The dealership owner showed me this himself.
He said this feature has been on all HD's for a long time.
To see this in action, the bike needs to be on a lift with the front wheel off the ground.
Turn the handlebars right or left to their limit, let go, and the handlebars will self-center.
It looks cool, but the slow speed steering was to me more difficult.
This was my subjective observation.
Maybe this was the cause, maybe not.
I'm sure Murf will have his $.02 to add to anything I say.
He seems to be the Harley keeper of the faith around here.
Dude, you got seriously snookered by that owner. He must have been one slick salesman in his day. I can't believe he is actually promoting self-centering as a "feature". That is like promoting a bike because it has tires.
All motorcycles are self centering. They have been since the day the first motorcycle was ever built.

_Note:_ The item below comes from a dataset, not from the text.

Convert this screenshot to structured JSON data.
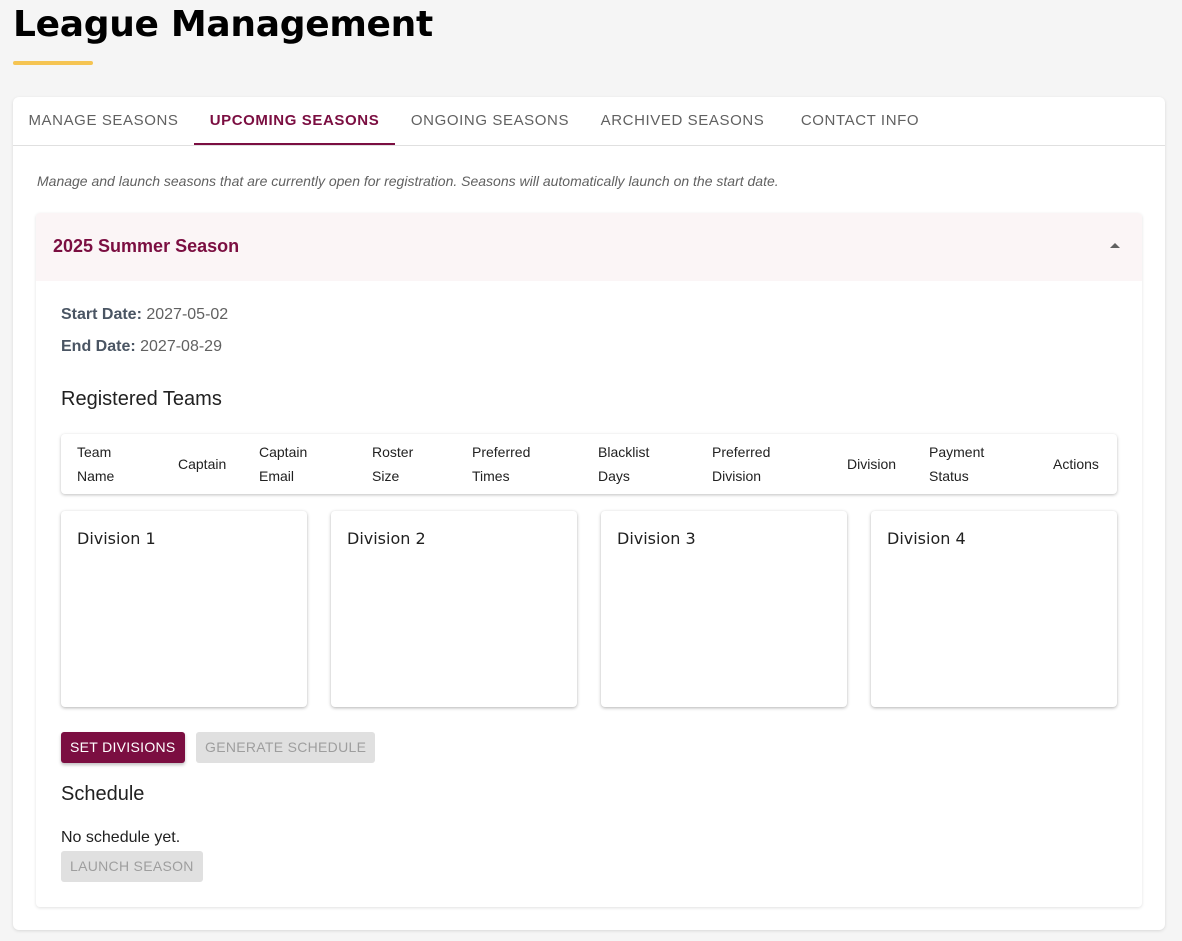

That is what the whole purpose of caster angle is, or in motorcycle terms, rake and trail. If a motorcycle didn't self center, it would be uncontrollable. Cars self center too, and so do bicycles.
It is nearly meaningless to show how steering centers with the wheel off the ground, unless your intent is to show how out of balance the steering's axis is. It only tells part of the story. A motorcycle's ability to self center is mostly dependent on the force of gravity pushing down on the front tire, and you can't demonstrate that with the bike sitting still.
By throwing off the balance of the steering axis, they have simply deadened the steering. The primary reason to do this is to try and control wobble, but it also increases straight line stability and makes the bike much more civil and easier to ride. From a performance standpoint however, it seriously hurts handling and makes the steering feel heavy. The owner wasn't going to tell you that part. It is not a unique or novel trait. It is primarily an American design attribute that was discarded by the Japanese decades ago.
Sport bikes generally have less self centering capability than other bikes in order to make them feel lighter and more flickable in the turns. When a mfr gets too carried away with it, the bike can become twitchy.
Steering geometry plays a major part in a bike's overall personality and feel. It all boils down to what the designer's intent was. This goes a long way towards explaining why Harley has its own fans and Japanese bikes have their supporters. And it exemplifies why there is not all that much crossover between the two. It all depends on what kind of personality you want from a bike. For better or worse, there is no denying that Harleys do feel different than any Japanese bike, and this is one of the reasons why.